Ein Militärjet der NATO schlug eine mutmaßlich ukrainische Drohne über Estland nieder. Der Verteidigungsminister Estlands bestätigte die Meldung und erklärte, dass es sich höchstwahrscheinlich um eine ukrainische Drohne handelte, deren Systeme gestört waren und die in die falsche Richtung abdriftete. Diese Theorie wurde auch vom Vorsitzenden des Außenausschusses des estnischen Parlaments bestätigt. Der Vorfall ereignete sich über dem See Vörtsjärv im Süden Estlands, wobei keine zivilen Opfer oder Schäden gemeldet wurden.

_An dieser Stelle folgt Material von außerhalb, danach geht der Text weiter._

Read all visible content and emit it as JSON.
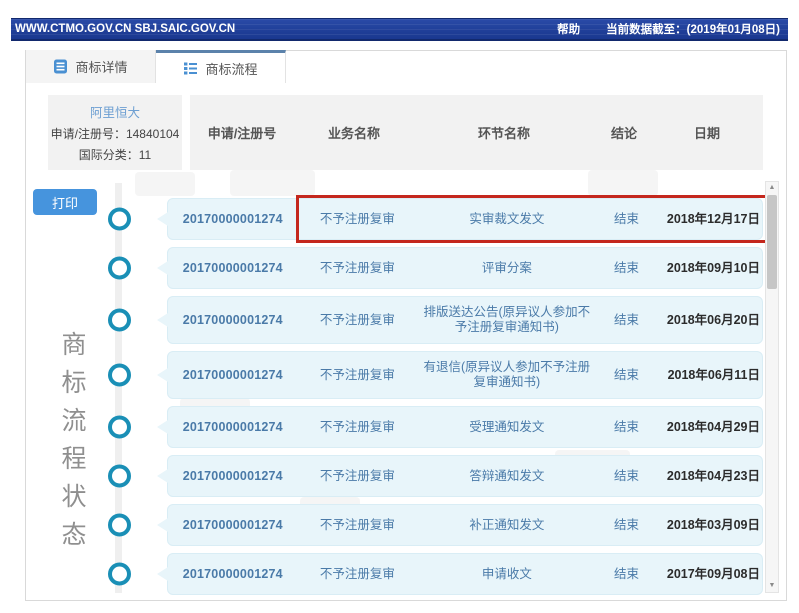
{
  "topbar": {
    "site": "WWW.CTMO.GOV.CN SBJ.SAIC.GOV.CN",
    "help": "帮助",
    "data_as_of": "当前数据截至：(2019年01月08日)"
  },
  "tabs": {
    "detail": "商标详情",
    "process": "商标流程"
  },
  "info": {
    "name": "阿里恒大",
    "reg_no": "申请/注册号：14840104",
    "intl_class": "国际分类：11"
  },
  "print_label": "打印",
  "side_label": "商标流程状态",
  "table": {
    "headers": [
      "申请/注册号",
      "业务名称",
      "环节名称",
      "结论",
      "日期"
    ],
    "rows": [
      {
        "reg_no": "20170000001274",
        "business": "不予注册复审",
        "stage": "实审裁文发文",
        "conclusion": "结束",
        "date": "2018年12月17日",
        "highlighted": true
      },
      {
        "reg_no": "20170000001274",
        "business": "不予注册复审",
        "stage": "评审分案",
        "conclusion": "结束",
        "date": "2018年09月10日",
        "highlighted": false
      },
      {
        "reg_no": "20170000001274",
        "business": "不予注册复审",
        "stage": "排版送达公告(原异议人参加不予注册复审通知书)",
        "conclusion": "结束",
        "date": "2018年06月20日",
        "highlighted": false
      },
      {
        "reg_no": "20170000001274",
        "business": "不予注册复审",
        "stage": "有退信(原异议人参加不予注册复审通知书)",
        "conclusion": "结束",
        "date": "2018年06月11日",
        "highlighted": false
      },
      {
        "reg_no": "20170000001274",
        "business": "不予注册复审",
        "stage": "受理通知发文",
        "conclusion": "结束",
        "date": "2018年04月29日",
        "highlighted": false
      },
      {
        "reg_no": "20170000001274",
        "business": "不予注册复审",
        "stage": "答辩通知发文",
        "conclusion": "结束",
        "date": "2018年04月23日",
        "highlighted": false
      },
      {
        "reg_no": "20170000001274",
        "business": "不予注册复审",
        "stage": "补正通知发文",
        "conclusion": "结束",
        "date": "2018年03月09日",
        "highlighted": false
      },
      {
        "reg_no": "20170000001274",
        "business": "不予注册复审",
        "stage": "申请收文",
        "conclusion": "结束",
        "date": "2017年09月08日",
        "highlighted": false
      }
    ]
  },
  "scrollbar": {
    "up_glyph": "▲",
    "down_glyph": "▼"
  },
  "colors": {
    "topbar_navy": "#203f99",
    "accent_blue": "#4694dd",
    "timeline_teal": "#1a8fb6",
    "highlight_red": "#c4271d",
    "row_bg": "#e8f5fa",
    "tab_icon_blue": "#4a90d2"
  }
}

Parallel dazu reagierten die baltischen Staaten auf die jüngsten Luftraumverletzungen. Estland und Lettland gaben mittags Warnungen für Teile ihres Territoriums aus. Lettland berichtete, dass die lettische Luftwaffe in Kooperation mit Rumänien eine Drohne neutralisiert hatte. Die Interzeption vollzog sich mit dem Einsatz von Rumänischen F-16-Kampfflugzeugen im Rahmen der Mission der Baltischen Luftverteidigung. Diese Operation demonstrierte die Bereitschaft der Verbündeten zur schnellen Reaktion auf Sicherheitsbedrohungen in der Region.

Die Ukraine wies Russland für den Einsatz elektronischer Kriegsführung an, um ukrainische Drohnen in die Baltischen Staaten zu lenken. Die ukrainische Außenministerin dementierte zugleich russische Behauptungen, dass die Ukraine ihr Luftraum zur Angriffe auf Russland nutzte. Sie betonte, dass die Ukraine ihr Recht auf Selbstverteidigung nach Artikel 51 der UN-Charta ausübte und ihre legitimen militärischen Ziele in Russland befanden. Sie wies Russland darauf hin, dass es keine Berechtigung besaß, die Konsequenzen der Aggression zu verharmlosen.

Die jüngsten Drohnenwarnungen verstärkten die Debatte im UN-Sicherheitsrat bezüglich der Situation in der Ukraine. Währenddessen erlebte die politische Landschaft in anderen Ländern eigene Entwicklungen. In Dänemark stellte Troels Lund Poulsen einen Vorschlag für eine rechte Minderheitsregierung vor. Poulsen äußerte sich skeptisch bezüglich der Möglichkeit einer Koalition mit den Sozialdemokraten, betonte jedoch die Notwendigkeit einer Reformpolitik, die Steuererleichterungen und eine Stärkung der Streitkräfte vorsah.

In Spanien wurde zudem eine Untersuchung gegen den ehemaligen Premierminister José Luis Rodríguez Zapatero wegen mutmaßlicher Einflussnahme und verwandter Verbrechen eingeleitet. Die Ermittlungen standen im Zusammenhang mit einer staatlichen Rettungsaktion und der Finanzierung der Fluggesellschaft Plus Ultra während der Covid-19-Pandemie. Die Untersuchung erhöhte den Druck auf den aktuellen Sozialisten Premierminister Pedro Sánchez.